Oh que si, ça se voyait. ça se voyait même très bien, mais cette réplique a fusé, avec son petit sourire en coin et moi ça m'a faite hurler de rire, dans ma tête seulement parce qu'en vérité, j'ai pouffé. Pour ne pas me faire remarquer. Mes amis habituels n'ont cependant rien raté de cette scène. Qu'on me fasse rire, certes. J'étais une jeune fille enjouée. Mais qu'un avorton en soit capable... Cela, c'était incompréhensible pour eux. Je commençais à bien l'aimer, ce petit bonhomme. Il parlait un peu par énigme. Et comme un bouquin aussi. Rien à voir avec les autres. Les types avec lesquels je trainais d'habitude, j'entends. Je lui ai souri, beaucoup plus franchement cette fois ci, et je l'ai bombardé de questions. Pourquoi tu fais médecine ? Tu aimerais ouvrir un cabinet à Londres en médecine générale ou tu préfèrerais en hopital ? Tu n'as pas peur du sang, toi ? Tu es en quelle année ? Et il m'a répondu, patient et doux, très gentil avec un sourire un peu gêné. J'en ai supposé que peu de filles venaient l'aborder de cette façon. Mais il m'a posé des questions à son tour, ensuite, auxquelles j'ai répondu avec enthousiasme. C'est drôle, cher journal, d'habitude j'ai plutôt tendance à te parler de mon conflit permanent avec mes parents. Ou des types qui me draguent. Ou de mes copines et de leurs déboires sentimentaux. Aujourd'hui je ne pense qu'à cette rencontre peu commune, ce garçon auquel je n'aurais sans doute jamais parlé si je n'avais pas cherché à fuir la popularité par tous les moyens. Il y a des gens qui nous envient. Moi parfois, je préfèrerais être plus effacée. Mon caractère n'est pas sans rappeler mon imprudence naturelle. Mais j'ai l'impression de ne pas faire d'erreur en me disant que ce gars, il est différent des autres. Il est doux, il est calme, et il est étrange, aussi, avec son pull dont il relève régulièrement le col, son air concentré en permanence et ses yeux un peu sombres, décorés de cernes énormes, son nez un peu aquilin. Il n'est pas beau à proprement parler. Sauf quand il sourit. ça lui change tout quand il sourit. Peut-être que si je le recroise, je lui dirais bonjour, à ce Kyle. Parce que je pourrais m'en faire un bon ami. On a bien rigolé, en deux heures de cours.

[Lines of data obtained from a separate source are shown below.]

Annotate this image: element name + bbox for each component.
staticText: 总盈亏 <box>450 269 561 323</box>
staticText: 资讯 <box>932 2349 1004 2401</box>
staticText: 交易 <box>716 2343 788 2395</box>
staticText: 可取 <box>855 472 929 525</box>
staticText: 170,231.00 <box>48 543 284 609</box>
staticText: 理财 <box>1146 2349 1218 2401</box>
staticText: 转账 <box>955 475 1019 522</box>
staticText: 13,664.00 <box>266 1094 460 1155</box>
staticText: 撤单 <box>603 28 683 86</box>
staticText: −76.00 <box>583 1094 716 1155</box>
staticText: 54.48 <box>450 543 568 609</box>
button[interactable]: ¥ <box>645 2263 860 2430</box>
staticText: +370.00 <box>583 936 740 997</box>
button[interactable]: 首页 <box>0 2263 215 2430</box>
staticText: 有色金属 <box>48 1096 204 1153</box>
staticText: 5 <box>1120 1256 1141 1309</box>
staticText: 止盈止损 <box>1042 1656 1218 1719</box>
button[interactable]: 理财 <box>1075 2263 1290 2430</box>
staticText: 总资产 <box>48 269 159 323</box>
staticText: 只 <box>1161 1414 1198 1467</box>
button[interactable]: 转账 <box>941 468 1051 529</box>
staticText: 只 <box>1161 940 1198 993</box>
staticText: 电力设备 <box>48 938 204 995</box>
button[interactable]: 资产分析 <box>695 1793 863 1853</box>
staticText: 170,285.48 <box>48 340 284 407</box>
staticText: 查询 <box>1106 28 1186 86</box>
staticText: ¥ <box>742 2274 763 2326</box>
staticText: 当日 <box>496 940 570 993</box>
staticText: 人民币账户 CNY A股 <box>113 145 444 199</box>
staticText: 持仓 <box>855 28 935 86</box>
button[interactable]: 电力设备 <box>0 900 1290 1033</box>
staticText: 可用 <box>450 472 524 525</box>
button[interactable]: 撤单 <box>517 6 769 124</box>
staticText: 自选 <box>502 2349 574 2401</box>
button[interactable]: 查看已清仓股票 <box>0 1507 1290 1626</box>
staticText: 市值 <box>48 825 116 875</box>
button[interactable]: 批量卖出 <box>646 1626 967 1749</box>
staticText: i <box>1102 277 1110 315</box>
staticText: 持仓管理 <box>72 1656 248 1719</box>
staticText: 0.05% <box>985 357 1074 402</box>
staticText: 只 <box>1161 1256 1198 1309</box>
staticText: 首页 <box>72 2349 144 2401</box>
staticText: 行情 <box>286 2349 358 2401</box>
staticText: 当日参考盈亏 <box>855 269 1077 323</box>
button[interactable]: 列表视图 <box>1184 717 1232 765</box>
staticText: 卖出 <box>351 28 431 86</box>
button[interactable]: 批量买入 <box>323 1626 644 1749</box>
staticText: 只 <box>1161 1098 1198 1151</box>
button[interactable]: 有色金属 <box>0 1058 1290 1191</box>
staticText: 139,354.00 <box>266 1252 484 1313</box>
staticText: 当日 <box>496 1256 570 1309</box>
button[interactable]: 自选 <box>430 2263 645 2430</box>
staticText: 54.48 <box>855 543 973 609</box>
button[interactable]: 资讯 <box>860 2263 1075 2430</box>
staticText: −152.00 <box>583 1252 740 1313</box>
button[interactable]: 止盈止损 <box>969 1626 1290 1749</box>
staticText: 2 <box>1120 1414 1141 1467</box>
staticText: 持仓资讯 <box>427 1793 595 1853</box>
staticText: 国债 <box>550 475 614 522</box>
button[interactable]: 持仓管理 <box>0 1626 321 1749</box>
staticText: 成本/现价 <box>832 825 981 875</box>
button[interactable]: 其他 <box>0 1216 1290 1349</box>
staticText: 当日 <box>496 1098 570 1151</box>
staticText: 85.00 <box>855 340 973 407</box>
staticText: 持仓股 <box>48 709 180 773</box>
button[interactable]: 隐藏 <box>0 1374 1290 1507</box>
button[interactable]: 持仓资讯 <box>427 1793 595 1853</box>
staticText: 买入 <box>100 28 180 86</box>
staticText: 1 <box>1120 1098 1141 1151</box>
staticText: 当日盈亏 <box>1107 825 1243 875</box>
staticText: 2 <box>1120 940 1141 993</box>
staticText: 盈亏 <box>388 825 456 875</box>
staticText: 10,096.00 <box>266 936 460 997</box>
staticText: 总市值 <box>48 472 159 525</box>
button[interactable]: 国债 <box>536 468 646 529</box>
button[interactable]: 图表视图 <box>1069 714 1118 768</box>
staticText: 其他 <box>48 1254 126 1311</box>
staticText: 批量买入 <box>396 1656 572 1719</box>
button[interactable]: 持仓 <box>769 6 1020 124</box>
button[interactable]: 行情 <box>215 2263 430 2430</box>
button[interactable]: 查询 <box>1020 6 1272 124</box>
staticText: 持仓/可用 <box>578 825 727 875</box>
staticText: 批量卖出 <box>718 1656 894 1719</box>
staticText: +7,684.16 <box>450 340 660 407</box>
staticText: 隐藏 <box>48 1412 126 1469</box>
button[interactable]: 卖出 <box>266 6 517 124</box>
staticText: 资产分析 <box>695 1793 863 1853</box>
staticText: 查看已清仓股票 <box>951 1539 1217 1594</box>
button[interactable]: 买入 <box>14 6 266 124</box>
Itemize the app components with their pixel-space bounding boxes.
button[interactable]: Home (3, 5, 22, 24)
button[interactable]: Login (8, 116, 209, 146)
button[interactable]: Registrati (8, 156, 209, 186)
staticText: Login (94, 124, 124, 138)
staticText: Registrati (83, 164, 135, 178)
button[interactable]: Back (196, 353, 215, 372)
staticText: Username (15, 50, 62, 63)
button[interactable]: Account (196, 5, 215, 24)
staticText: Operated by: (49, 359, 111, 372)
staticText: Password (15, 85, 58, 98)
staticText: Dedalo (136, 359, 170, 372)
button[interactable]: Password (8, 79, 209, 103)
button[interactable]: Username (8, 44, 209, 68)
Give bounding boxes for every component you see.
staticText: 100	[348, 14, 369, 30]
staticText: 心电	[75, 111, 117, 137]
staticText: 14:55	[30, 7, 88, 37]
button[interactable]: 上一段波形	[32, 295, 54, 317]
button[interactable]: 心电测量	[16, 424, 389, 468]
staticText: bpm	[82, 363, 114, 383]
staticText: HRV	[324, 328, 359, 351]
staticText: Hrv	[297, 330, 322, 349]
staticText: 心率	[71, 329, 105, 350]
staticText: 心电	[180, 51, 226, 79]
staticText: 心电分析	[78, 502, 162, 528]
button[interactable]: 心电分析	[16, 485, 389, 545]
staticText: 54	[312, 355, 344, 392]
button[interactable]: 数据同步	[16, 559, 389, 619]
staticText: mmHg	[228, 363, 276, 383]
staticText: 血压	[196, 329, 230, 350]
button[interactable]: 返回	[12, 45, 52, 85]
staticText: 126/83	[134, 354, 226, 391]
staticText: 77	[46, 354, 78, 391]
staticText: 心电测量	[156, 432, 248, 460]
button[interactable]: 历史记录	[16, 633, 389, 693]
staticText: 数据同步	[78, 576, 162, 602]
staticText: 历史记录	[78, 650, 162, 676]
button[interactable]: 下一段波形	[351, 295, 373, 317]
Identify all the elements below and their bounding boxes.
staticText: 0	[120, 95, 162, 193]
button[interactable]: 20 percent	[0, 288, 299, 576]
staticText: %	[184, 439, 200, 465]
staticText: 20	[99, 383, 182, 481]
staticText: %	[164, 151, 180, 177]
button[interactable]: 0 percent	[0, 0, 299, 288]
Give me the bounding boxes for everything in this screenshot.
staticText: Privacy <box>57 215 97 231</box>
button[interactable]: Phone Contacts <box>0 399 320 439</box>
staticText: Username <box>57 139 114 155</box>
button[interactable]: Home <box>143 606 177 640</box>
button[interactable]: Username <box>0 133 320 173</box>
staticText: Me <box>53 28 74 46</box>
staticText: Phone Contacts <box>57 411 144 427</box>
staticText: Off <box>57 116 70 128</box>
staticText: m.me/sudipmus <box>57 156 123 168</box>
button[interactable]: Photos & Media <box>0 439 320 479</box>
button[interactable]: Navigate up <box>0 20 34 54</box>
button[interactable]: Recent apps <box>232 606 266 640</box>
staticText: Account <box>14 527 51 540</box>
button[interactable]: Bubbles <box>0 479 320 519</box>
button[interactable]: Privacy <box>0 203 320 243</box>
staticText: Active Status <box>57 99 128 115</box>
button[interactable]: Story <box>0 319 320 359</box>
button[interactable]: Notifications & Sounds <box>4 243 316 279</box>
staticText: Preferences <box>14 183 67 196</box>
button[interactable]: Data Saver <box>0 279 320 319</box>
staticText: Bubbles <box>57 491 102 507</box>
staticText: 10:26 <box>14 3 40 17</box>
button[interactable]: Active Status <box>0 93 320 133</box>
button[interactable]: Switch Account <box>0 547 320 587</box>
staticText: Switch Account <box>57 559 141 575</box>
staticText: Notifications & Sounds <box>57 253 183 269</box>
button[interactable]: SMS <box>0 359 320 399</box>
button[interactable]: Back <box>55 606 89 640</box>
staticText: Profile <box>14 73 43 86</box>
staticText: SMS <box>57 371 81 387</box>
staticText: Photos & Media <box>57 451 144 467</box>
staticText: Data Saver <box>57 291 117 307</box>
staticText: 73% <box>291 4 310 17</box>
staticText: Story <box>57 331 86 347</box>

On s'est séparés en bonnes connaissances, avec un grand sourire de ma part, un petit du sien. Mais un sourire, tout de même. Il a des blagues rigolotes, et un répondant cassant. J'aimerais bien le connaitre un peu plus. Il a l'air d'avoir quelque chose entre les deux oreilles. Pas comme les gens avec qui je traine, habituellement.